La première version a amassé 500 000 $ sur la même plateforme en 2015 et s’était vendue dans plus de 70 pays. 

SmartHalo voulait rendre le cyclisme « plus sécuritaire, plus facile et plus amusant ». L’appareil connecté, qui s’attache au guidon, est muni d’un GPS, d’un phare assez puissant, d’un moniteur d’activité et d’un système d’alarme, notamment. 

SmartHalo
Photo courtoisie

Mais alors que seulement 10 000 des 16 000 unités du SmartHalo 2 ont été livrées, l’entreprise a cessé ses activités. 

« On produisait en Asie et avec la COVID, on n’a pas pu aller aussi vite qu’on voulait », plaide Xavier Peich. 

Les appareils en circulation ne fonctionnent plus, car l’application derrière le gadget ne répond plus. 

« On ne pouvait plus payer pour les serveurs et la maintenance », reconnaît Xavier Peich, qui a consacré sept ans de sa vie à SmartHalo.

Frustration

De nombreux clients se disent déçus, mais surtout fâchés d’avoir été tenus dans le noir. 

« J’ai reçu une mise à jour le 16 juin disant que ce serait livré en octobre », lance Annie-Hélène Samson, une Montréalaise qui a payé 260 $ directement sur le site de l’entreprise. Elle n’a plus eu de nouvelles et n’a rien reçu. 

Marie-Claude Rolland, de Gatineau, a soutenu l’entreprise sur Kickstarter à l’été 2019. Au total, elle a déboursé près de 300 $ pour deux appareils, qu’elle a reçus le printemps dernier, mais qui ne fonctionnent plus. 

Elle non plus n’a jamais eu de retour. « Je les ai contactés à plusieurs reprises, sur Facebook, par courriel, sur LinkedIn, je n’ai eu aucune réponse », dit-elle.

Même chose pour de nombreux autres à qui nous avons parlé en Pologne, en France et aux États-Unis. 

Chez SmartHalo, on est conscient de ces désagréments et on se dit à la recherche de solutions. « On est en train de faire une procédure pour voir si on arrive à vendre des actifs, à permettre à quelqu’un d’autre de reprendre les activités », assure Xavier Peich. 

SmartHalo en bref

2015
500 000 $ récoltés sur Kickstarter pour un peu plus de 3000 unités

2017
25 000 unités vendues dans les Apple Stores (Canada, É.-U., Europe)

2019
1 700 000 $ récoltés sur Kickstarter pour 10 000 unités du SmartHalo 2

2021 (printemps)
premières livraisons du SmartHalo 2

2021 (automne)
les serveurs sont désactivés, les appareils ne fonctionnent plus 

Des recours possibles ?  

Même si le sociofinancement est aujourd’hui répandu, « on dirait que les juristes n’ont pas encore pris le temps de s’y intéresser », note Michelle Cumyn, de l’Université Laval.

Elle est l’une des rares professeures d’université en droit à s’être penchée sur l’encadrement juridique du sociofinancement au Québec, dans un papier publié en 2019.

Si, au départ, la technique était utilisée pour des collectes de fonds, elle a beaucoup évolué depuis.
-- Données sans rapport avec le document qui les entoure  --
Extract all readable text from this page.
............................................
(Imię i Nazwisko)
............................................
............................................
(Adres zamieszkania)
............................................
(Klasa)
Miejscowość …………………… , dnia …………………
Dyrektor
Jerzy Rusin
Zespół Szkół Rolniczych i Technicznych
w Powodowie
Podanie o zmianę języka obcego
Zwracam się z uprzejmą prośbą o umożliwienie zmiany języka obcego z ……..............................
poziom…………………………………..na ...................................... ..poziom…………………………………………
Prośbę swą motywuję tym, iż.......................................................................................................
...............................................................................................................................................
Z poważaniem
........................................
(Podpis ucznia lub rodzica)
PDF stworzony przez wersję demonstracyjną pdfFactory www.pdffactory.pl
Dans le cas de SmartHalo, « on est clairement en présence d’une vente ».

Comme la personne qui a participé à la campagne Kickstarter s’attendait à recevoir un produit, « ça donne ouverture aux recours associés à la vente », notamment celui de poursuivre le fabricant. 
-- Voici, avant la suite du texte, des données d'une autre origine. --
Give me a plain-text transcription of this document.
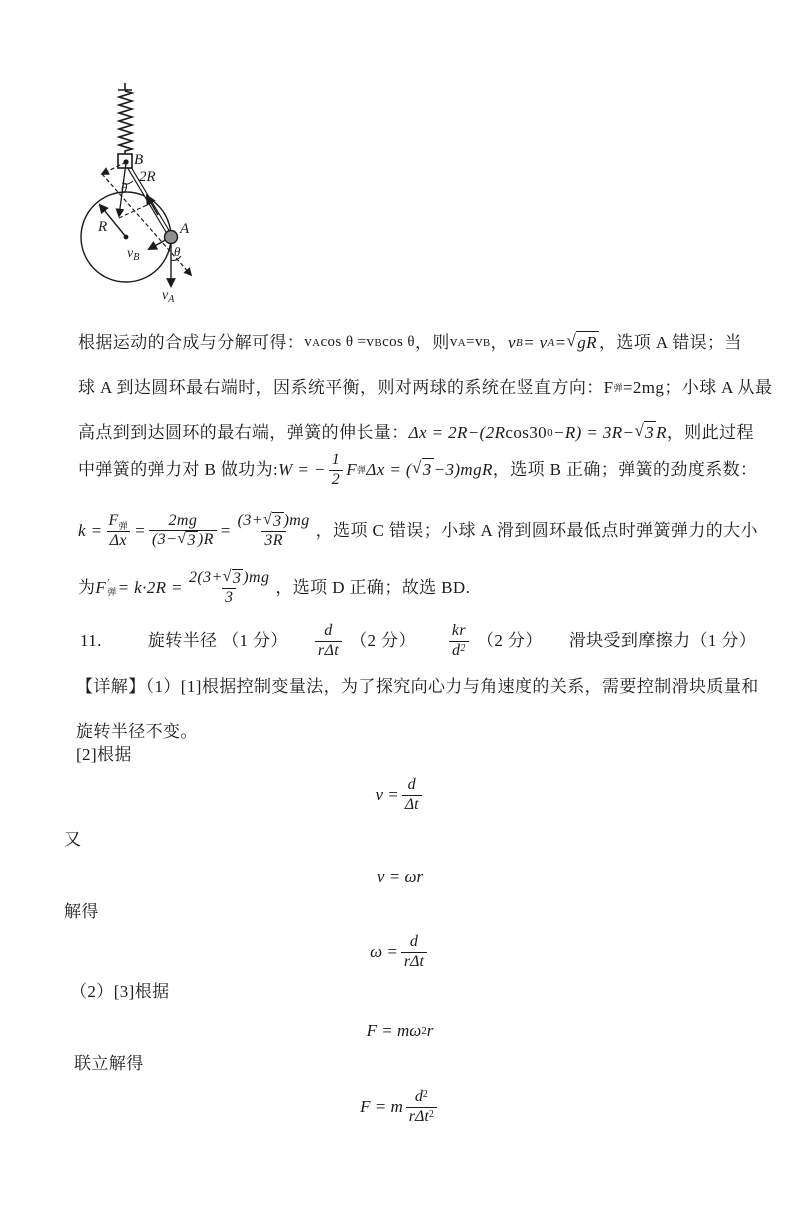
B
2R
θ
R	A
$v_B$	θ
$v_A$
根据运动的合成与分解可得： v A cos θ =v B cos θ ，则 v A =v B ， v B = v A = √ gR ，选项 A 错误；当
球 A 到达圆环最右端时，因系统平衡，则对两球的系统在竖直方向：F 弹 =2mg；小球 A 从最
高点到到达圆环的最右端，弹簧的伸长量： Δx = 2R−(2R cos30 0 −R) = 3R− √ 3 R ，则此过程
中弹簧的弹力对 B 做功为: W = − $\frac{1}{2}$ F 弹 Δx = ( √ 3 −3)mgR ，选项 B 正确；弹簧的劲度系数：
$k = \frac{F_弹}{\Delta x} = \frac{2mg}{(3- √ 3 )R} = \frac{(3+ √ 3 )mg}{3R}$ ，选项 C 错误；小球 A 滑到圆环最低点时弹簧弹力的大小
为 F ′
弹 = $k\cdot 2R = \frac{2(3+ √ 3 )mg}{3}$ ，选项 D 正确；故选 BD.
11.	旋转半径 （1 分） $\frac{d}{\text{rΔt}} (2$ 分） $\frac{kr}{d^2} (2$ 分） 滑块受到摩擦力（1 分）
【详解】（1）[1]根据控制变量法，为了探究向心力与角速度的关系，需要控制滑块质量和
旋转半径不变。
[2]根据
$v = \frac{d}{\Delta t}$
又
v = ωr
解得
$\omega = \frac{d}{\text{rΔt}}$
（2）[3]根据
F = mω 2 r
联立解得
F = m $\frac{d^2}{r\Delta t^2}$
« C’est probablement aussi une vente à la consommation, ce qui veut dire que les recours de la Loi sur la protection du consommateur seraient aussi applicables », ajoute la professeure de droit. 

Avant d’accepter de défendre de tels clients, toutefois, un avocat s’assurera que l’entreprise n’est pas en faillite. « Il faut savoir où est passé l’argent et s’il en reste quelque part », explique Mme Cumyn. 

Bon coup de pub

Sinon, quelle est la différence entre acheter un produit sur Kickstarter ou sur Amazon, par exemple ? Les gens en sont conscients, mais « il faut reconnaître qu’il y a un élément de risque quand on commande un bien sur une plateforme de sociofinancement ». 
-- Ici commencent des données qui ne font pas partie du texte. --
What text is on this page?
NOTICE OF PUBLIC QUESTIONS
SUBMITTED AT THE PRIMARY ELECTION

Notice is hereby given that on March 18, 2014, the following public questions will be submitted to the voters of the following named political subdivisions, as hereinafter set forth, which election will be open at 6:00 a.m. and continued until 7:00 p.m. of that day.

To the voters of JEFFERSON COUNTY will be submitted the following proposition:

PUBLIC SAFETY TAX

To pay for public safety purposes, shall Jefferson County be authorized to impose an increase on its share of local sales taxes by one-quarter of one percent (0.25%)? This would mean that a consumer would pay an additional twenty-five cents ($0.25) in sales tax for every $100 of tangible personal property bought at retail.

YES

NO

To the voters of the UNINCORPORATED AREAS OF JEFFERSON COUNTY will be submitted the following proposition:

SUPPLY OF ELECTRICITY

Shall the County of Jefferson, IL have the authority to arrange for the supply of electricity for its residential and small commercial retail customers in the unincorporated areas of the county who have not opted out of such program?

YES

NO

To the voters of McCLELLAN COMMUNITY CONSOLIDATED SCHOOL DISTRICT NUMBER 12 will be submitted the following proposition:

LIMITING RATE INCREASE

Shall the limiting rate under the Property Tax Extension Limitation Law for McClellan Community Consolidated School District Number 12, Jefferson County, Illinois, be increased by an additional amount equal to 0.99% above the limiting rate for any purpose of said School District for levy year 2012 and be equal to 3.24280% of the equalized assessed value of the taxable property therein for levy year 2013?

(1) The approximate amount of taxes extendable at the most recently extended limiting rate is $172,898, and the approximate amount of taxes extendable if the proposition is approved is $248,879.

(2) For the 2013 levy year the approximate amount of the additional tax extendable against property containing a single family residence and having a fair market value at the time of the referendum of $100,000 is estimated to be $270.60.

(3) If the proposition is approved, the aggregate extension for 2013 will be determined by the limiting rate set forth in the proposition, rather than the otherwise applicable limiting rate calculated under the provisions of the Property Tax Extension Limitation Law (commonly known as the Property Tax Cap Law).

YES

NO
En plus d’obtenir de l’argent, « les jeunes entrepreneurs peuvent aussi tester le marché ». 

En gros, plus un produit a du succès sur les plateformes de sociofinancement, plus il est permis de croire que ce sera la même chose ailleurs. 

La technique est aussi une très bonne façon de faire de la publicité, « car les gens qui appuient des produits vont en parler à leur entourage ».